**Math Labs with Activity – Paper Cutting and Folding Method**

**OBJECTIVE**

To verify by the method of paper cutting and folding that

- the angle in a semicircle is a right angle
- the angle in a minor segment is an obtuse angle
- the angle in a major segment is an acute angle

**Materials Required**

- Three sheets of white paper
- A tracing paper
- A geometry box

**Procedure**

To verify that the angle in a semicircle is a right angle.

**Step 1:** Take a sheet of white paper and mark a point O . on this paper. With O as centre draw a circle of any radius.

**Step 2:** Draw a diameter AB of this circle. Draw any chord AP. Join PB. We thus get ΔAPB such that ∠APB is the angle in a semicircle [see Figure 20.1(a)].

**Step 3:** Make two exact replicas of A APB using a tracing paper. Make cut-outs of these two replicas of ΔAPB and label them as ΔA_{1}P_{1}B_{1} and ΔA_{2}P_{2}B_{2}.

**Step 4:** Place the two cut-outs adjacent to each other as shown in Figure 20.1(b). What do you observe?

**Observations**

We observe that the two line segments A_{1}P_{1} and P_{2}B_{2} lie on a straight line.

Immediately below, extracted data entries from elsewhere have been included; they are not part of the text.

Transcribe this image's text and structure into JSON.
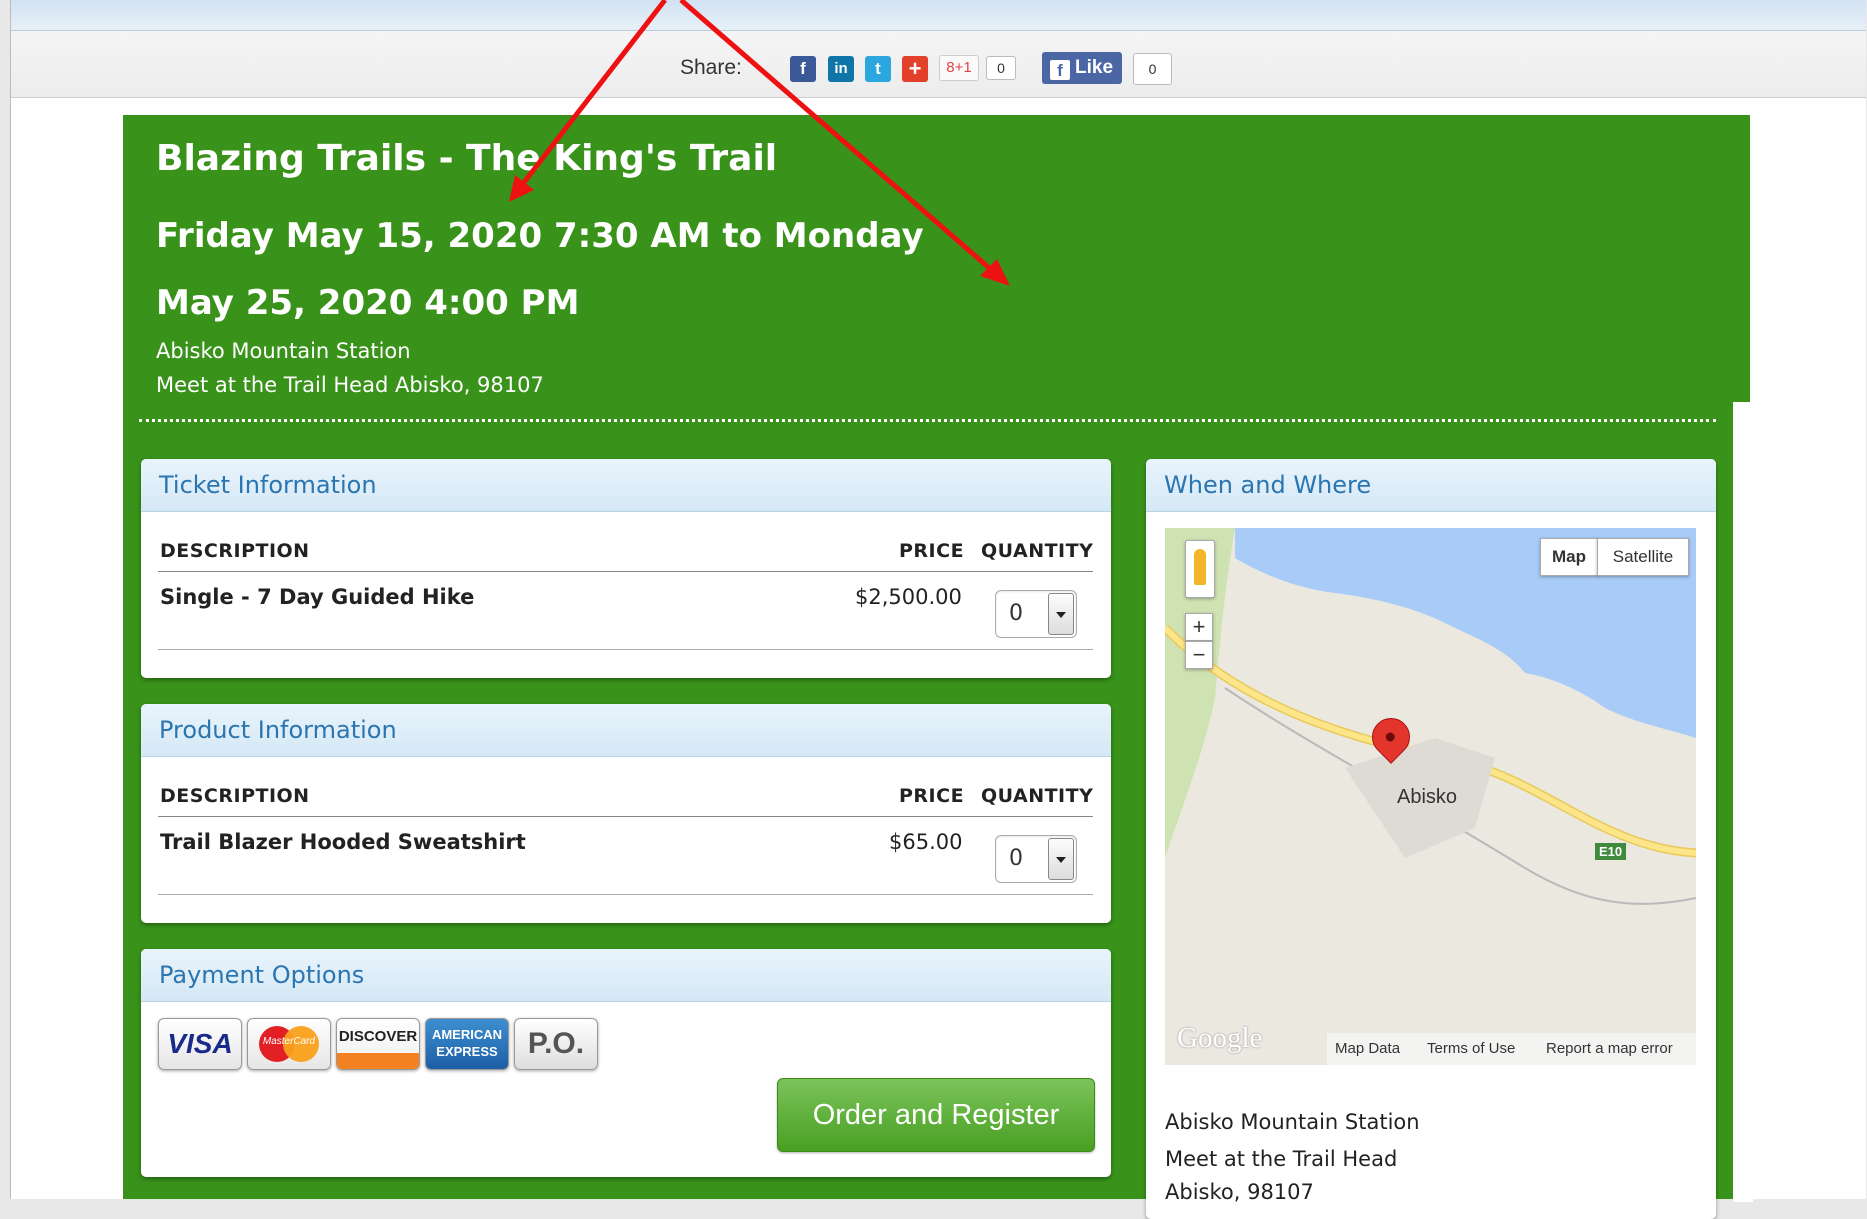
{
  "share": {
    "label": "Share:",
    "buttons": [
      {
        "name": "facebook",
        "glyph": "f",
        "color": "#3b5998"
      },
      {
        "name": "linkedin",
        "glyph": "in",
        "color": "#0e76a8"
      },
      {
        "name": "twitter",
        "glyph": "t",
        "color": "#2ba6de"
      },
      {
        "name": "addthis",
        "glyph": "+",
        "color": "#e2402b"
      }
    ],
    "gplus_label": "8+1",
    "gplus_count": "0",
    "fb_like_label": "Like",
    "fb_like_count": "0"
  },
  "event": {
    "title": "Blazing Trails - The King's Trail",
    "date_line1": "Friday May 15, 2020 7:30 AM to Monday",
    "date_line2": "May 25, 2020 4:00 PM",
    "venue": "Abisko Mountain Station",
    "address": "Meet at the Trail Head Abisko, 98107"
  },
  "tickets": {
    "heading": "Ticket Information",
    "col_description": "DESCRIPTION",
    "col_price": "PRICE",
    "col_quantity": "QUANTITY",
    "rows": [
      {
        "description": "Single - 7 Day Guided Hike",
        "price": "$2,500.00",
        "quantity": "0"
      }
    ]
  },
  "products": {
    "heading": "Product Information",
    "col_description": "DESCRIPTION",
    "col_price": "PRICE",
    "col_quantity": "QUANTITY",
    "rows": [
      {
        "description": "Trail Blazer Hooded Sweatshirt",
        "price": "$65.00",
        "quantity": "0"
      }
    ]
  },
  "payment": {
    "heading": "Payment Options",
    "cards": [
      {
        "name": "visa",
        "label": "VISA"
      },
      {
        "name": "mastercard",
        "label": "MasterCard"
      },
      {
        "name": "discover",
        "label": "DISCOVER"
      },
      {
        "name": "amex",
        "label": "AMERICAN EXPRESS"
      },
      {
        "name": "po",
        "label": "P.O."
      }
    ],
    "order_button": "Order and Register"
  },
  "when_where": {
    "heading": "When and Where",
    "map": {
      "type_map": "Map",
      "type_satellite": "Satellite",
      "zoom_in": "+",
      "zoom_out": "−",
      "town_label": "Abisko",
      "road_label": "E10",
      "logo": "Google",
      "map_data": "Map Data",
      "terms": "Terms of Use",
      "report": "Report a map error"
    },
    "venue": "Abisko Mountain Station",
    "address_line1": "Meet at the Trail Head",
    "address_line2": "Abisko, 98107"
  },
  "colors": {
    "page_green": "#39921a",
    "panel_heading_text": "#2b75b0",
    "button_green": "#5cb036",
    "annotation_arrow": "#ee1111"
  }
}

Therefore, ∠A_{1}P_{1}B_{1} and ∠A_{2}P_{2}B_{2} are supplementary angles, i.e., ∠A_{1}P_{1}B_{1 }+ ∠A_{2}P_{2}B_{2} =180°.

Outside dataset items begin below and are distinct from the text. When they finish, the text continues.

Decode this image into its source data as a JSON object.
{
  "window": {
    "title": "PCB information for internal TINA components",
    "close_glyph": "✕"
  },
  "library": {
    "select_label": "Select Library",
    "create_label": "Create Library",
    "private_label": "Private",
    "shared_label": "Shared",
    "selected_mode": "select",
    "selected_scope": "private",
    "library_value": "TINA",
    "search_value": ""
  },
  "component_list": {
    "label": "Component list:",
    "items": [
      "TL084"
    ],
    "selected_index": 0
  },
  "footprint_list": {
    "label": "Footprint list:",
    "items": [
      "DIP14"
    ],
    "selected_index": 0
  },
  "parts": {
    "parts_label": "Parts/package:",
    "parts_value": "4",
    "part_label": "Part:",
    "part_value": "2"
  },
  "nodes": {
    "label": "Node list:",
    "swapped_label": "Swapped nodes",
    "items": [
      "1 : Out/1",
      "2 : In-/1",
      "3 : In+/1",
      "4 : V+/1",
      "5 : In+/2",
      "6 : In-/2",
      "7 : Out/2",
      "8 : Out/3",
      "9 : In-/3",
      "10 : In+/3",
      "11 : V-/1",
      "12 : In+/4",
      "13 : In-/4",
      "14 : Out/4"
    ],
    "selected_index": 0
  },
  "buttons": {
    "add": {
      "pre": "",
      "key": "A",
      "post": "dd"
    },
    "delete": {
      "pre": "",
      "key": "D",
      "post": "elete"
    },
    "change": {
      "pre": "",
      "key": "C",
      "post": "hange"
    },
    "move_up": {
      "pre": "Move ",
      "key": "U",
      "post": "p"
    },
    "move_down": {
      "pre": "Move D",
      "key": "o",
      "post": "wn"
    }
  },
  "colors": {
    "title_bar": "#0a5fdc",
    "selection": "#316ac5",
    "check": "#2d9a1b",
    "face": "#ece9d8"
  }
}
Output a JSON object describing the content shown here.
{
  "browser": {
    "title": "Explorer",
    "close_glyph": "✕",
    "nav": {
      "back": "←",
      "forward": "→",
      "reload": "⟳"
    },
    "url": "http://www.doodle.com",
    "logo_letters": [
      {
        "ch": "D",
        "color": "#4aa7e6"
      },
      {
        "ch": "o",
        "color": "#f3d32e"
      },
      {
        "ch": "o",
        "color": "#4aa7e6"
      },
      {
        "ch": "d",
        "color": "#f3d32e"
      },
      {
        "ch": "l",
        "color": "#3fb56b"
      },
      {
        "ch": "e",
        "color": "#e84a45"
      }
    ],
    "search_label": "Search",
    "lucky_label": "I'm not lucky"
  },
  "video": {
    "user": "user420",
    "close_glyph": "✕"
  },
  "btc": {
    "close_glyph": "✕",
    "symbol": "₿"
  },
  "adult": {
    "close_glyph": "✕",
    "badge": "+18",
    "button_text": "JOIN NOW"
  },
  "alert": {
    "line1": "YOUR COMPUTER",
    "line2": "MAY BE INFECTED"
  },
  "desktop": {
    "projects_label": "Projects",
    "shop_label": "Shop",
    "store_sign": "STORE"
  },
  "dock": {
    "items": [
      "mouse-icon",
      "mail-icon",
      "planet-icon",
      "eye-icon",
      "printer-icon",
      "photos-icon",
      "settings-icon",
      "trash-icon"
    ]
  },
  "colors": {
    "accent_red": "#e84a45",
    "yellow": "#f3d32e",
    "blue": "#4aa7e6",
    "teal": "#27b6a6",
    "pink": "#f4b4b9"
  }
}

Since each of the angles ∠A_{1}P_{1}B_{1} and ∠A_{2}P_{2}B_{2} is equal to ∠APB, therefore 2∠APB=180°, i.e., ∠APB = 90°.

**Procedure**

To verfiy that the angle in a minor segment is an obtuse angle.

**Step 1:** Take a white sheet of paper and mark a point O on it. With O as centre draw a circle of any radius.

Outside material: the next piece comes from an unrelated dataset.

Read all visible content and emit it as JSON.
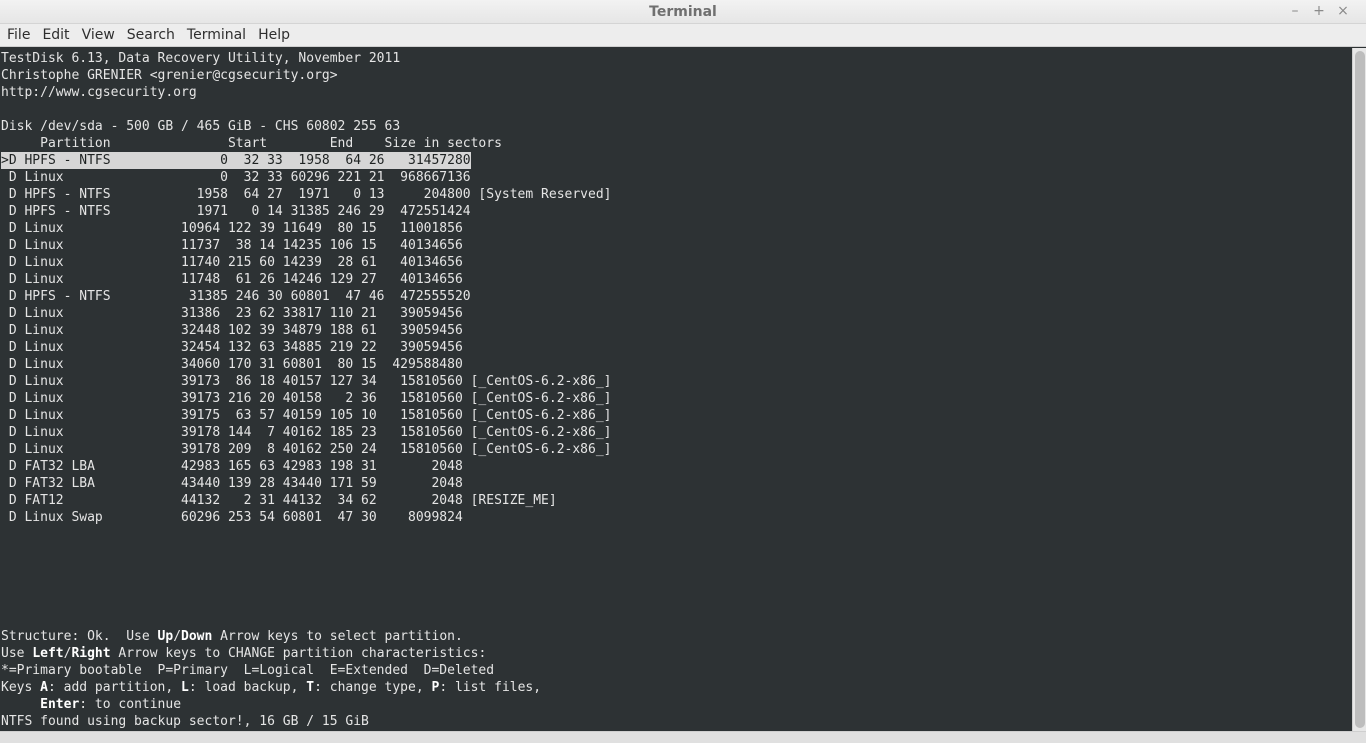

**Step 2:** Draw a chord MN (such that MN is not a diameter) in this circle.

**Step 3:** Draw a ΔMQN so that point Q lies on the minor arc of the circle. Thus, ∠MQN is the angle in a minor segment [see Figure 20.2(a)].

**Step 4:** Make an exact replica of ΔMQN. Place it over a right-angled ΔXYZ (right angled at point Y) in such a way that side QN of ΔMQN falls over the side YZ of ΔXYZ as shown in Figure 20.2(b). What do you observe?

**Observations**

∠MQN is greater than ∠XYZ, i.e., ∠MQN > 90°, i.e., ∠MQN is an obtuse angle.

Procedure To verify that the angle in a major segment is an acute angle.

**Step 1:** Take a white sheet of paper and mark a point O on it. With O as centre draw a circle of any radius.

**Step 2:** Draw a chord GH (such that GH is not a diameter) in this circle.

**Step 3:** Draw a ΔGSH so that point S lies on the major arc of the circle. Thus, ∠GSH is the angle in a major segment [see Figure 20.3(a)].

**Step 4:** Make an exact replica of ΔGSH. Place it over the right-angled ΔXYZ in such a way that side SG of ΔGSH falls over the side YZ of ∠XYZ as shown in Figure 20.3(b). What do you observe?

**Observations**

∠GSH is less than ∠XYZ, i.e., ∠GSH <90°, i.e., ∠GSH is an acute angle.